When COVID-19 swept through the United States in the spring of 2020, it hit few industries harder than meat processing. Packing plants, characterized by dense, physical environments and reliant on large hourly workforce, became outbreak sites almost overnight. One by one, major processing centers encountered labor shortages and the supply chain was stressed.
The disruption exposed something the industry had long understood but rarely confronted: the protein processing segment is made vulnerable by it's deep reliance on human labor. Human labor, as it turns out, is not guaranteed.
That shortage has not reversed. As the pandemic passed, labor shortages persisted. Processing facilities continue to report chronic labor challenges that are that are physically demanding, repetitive, and high turnover. The question the industry faces is no longer whether who is building the tools that can automate its complex tasks and how fast they can move.
Built for the problem
In 2021, at the height of that disruption, some companies had to make a foundational decision: not start with a product, but instead, start with the problem.
This involved talking to plant managers, operations leads, and facility owners across the animal protein segment; asking about pain points, not features.
In a conventional processing line, for example, sorting vacuum-sealed meat products is typically handled by 30 or more workers at a conveyor belt, identifying each piece by sight and routing it accordingly. It is monotonous, hard to staff, and leaves significant variation in how products are sorted and valued.
Automating these processes using AI and computer vision captures each product’s weight, size, length, and depth in real time.
The gap between innovation and deployment
That gap — between a working prototype and a scaled, trusted solution that can deliver an ROI — is where most food and agriculture startups stall. It is not primarily a technology problem. It is a relationship problem.
Operating out of Nebraska Innovation Campus in Lincoln, Neb., The Combine is Nebraska’s agtech incubator and accelerator connecting early-stage food and agriculture companies to the industry relationships and market access they need to move from concept to deployment.

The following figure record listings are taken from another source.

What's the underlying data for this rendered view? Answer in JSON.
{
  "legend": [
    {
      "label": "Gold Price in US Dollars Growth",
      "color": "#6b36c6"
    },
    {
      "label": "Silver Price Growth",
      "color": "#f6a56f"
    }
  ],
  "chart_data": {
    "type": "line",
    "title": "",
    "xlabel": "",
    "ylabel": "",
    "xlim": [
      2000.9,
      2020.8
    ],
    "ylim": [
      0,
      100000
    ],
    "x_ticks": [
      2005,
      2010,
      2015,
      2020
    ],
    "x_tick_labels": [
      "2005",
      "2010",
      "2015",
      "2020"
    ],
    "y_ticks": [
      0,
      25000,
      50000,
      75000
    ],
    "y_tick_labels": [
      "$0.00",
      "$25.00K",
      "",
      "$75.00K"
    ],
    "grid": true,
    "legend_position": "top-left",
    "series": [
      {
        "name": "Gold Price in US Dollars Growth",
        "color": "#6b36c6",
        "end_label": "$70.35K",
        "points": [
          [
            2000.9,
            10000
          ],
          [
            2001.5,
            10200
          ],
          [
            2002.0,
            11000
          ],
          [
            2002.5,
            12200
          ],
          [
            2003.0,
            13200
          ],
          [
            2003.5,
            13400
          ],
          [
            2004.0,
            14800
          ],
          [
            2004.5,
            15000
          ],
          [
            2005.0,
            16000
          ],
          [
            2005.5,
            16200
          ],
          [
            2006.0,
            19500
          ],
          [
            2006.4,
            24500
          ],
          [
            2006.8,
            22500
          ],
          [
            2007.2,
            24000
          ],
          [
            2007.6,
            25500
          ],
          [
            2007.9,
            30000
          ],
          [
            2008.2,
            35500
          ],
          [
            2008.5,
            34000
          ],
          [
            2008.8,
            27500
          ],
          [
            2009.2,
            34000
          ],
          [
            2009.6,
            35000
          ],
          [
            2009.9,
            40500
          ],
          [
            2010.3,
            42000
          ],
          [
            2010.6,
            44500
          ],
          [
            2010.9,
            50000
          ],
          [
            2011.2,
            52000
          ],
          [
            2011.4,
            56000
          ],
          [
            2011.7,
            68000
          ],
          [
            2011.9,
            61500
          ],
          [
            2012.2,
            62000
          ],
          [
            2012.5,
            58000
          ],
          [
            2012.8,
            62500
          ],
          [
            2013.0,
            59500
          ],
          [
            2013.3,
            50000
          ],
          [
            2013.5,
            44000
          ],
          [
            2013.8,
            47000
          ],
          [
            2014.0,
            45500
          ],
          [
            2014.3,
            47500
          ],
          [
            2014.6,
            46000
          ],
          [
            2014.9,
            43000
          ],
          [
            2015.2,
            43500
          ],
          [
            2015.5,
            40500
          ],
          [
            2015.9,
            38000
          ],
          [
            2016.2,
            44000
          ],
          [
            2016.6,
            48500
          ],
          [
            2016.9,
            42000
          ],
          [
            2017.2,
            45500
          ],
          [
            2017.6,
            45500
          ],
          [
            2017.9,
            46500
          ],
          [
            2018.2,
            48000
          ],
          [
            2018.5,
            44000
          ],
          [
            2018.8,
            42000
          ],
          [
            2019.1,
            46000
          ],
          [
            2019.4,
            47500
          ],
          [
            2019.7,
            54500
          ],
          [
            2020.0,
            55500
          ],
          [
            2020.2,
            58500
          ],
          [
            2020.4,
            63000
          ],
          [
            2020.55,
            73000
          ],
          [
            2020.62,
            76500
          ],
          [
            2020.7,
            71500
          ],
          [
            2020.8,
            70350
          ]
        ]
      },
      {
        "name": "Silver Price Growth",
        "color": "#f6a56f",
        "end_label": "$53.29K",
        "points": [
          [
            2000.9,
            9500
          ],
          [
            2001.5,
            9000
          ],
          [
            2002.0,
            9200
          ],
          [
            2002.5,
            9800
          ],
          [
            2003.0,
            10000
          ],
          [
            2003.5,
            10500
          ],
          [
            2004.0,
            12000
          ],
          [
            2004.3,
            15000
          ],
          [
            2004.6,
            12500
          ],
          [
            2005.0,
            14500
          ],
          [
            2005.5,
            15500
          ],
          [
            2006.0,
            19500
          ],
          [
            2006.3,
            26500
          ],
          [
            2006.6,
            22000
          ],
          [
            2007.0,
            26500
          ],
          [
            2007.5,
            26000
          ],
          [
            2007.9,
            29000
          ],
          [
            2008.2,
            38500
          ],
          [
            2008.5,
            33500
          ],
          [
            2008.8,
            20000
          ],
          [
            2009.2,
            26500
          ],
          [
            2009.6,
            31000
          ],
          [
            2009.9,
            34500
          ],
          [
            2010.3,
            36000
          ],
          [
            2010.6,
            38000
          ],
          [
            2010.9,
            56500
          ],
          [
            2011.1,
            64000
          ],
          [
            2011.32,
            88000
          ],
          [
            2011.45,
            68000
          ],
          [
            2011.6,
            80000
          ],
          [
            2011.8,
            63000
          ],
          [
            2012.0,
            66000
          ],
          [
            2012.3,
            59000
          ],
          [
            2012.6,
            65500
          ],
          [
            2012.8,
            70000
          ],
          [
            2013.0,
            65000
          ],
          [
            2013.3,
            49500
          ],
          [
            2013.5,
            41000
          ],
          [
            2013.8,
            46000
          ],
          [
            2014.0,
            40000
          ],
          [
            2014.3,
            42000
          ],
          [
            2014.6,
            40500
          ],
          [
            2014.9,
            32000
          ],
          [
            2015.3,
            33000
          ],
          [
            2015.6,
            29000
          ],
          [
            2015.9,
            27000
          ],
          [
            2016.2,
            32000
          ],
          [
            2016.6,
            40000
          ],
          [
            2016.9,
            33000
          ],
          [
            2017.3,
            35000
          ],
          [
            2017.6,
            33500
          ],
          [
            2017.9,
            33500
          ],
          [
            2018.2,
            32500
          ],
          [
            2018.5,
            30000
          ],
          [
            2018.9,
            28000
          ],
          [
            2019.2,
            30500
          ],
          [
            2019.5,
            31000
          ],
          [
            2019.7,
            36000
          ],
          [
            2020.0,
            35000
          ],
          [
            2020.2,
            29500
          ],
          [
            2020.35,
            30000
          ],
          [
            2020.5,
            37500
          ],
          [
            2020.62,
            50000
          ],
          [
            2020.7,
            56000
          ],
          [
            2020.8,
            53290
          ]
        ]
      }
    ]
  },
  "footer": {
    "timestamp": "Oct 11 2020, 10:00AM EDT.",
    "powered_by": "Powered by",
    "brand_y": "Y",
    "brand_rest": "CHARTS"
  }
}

Since 2019, the program has supported more than 38 companies, helping them raise over $25 million in capital and create more than 60 jobs.
What The Combine provided and what distinguishes it from traditional incubators was not curriculum or pitch coaching. It was connections to industry leaders who could help startups understand customer pain points and early-stage funders to help develop working prototypes.
Why Nebraska makes sense
Nebraska is one of the country’s leading beef and pork processing states. The supply chains are down the road. That proximity is a structural advantage most technology ecosystems can't offer. Startups here can walk into a processing facility, see the problem firsthand, and build operational relationships over time.
What is emerging in Lincoln is not an imitation of Silicon Valley. It is something more specific: an innovative agtech ecosystem built around the problems that matter most to the food and agriculture industries that define this region.
What industry partners can do now
Technology does not scale through press releases. It scales when a processing company or distributor is willing to say yes to a pilot, share operational data, provide honest feedback, and participate in the early development of a system that will eventually serve the whole industry.
The companies that engage early get technology shaped around their specific operations and a front-row seat to innovations that will eventually become standard.
The labor shortage that exposed the fragility of the food supply chain five years ago has not resolved. What has changed is the number of people working, seriously and methodically, on solutions. Some of the most promising are being built right now in Nebraska, focused on practical solutions, built with industry partners.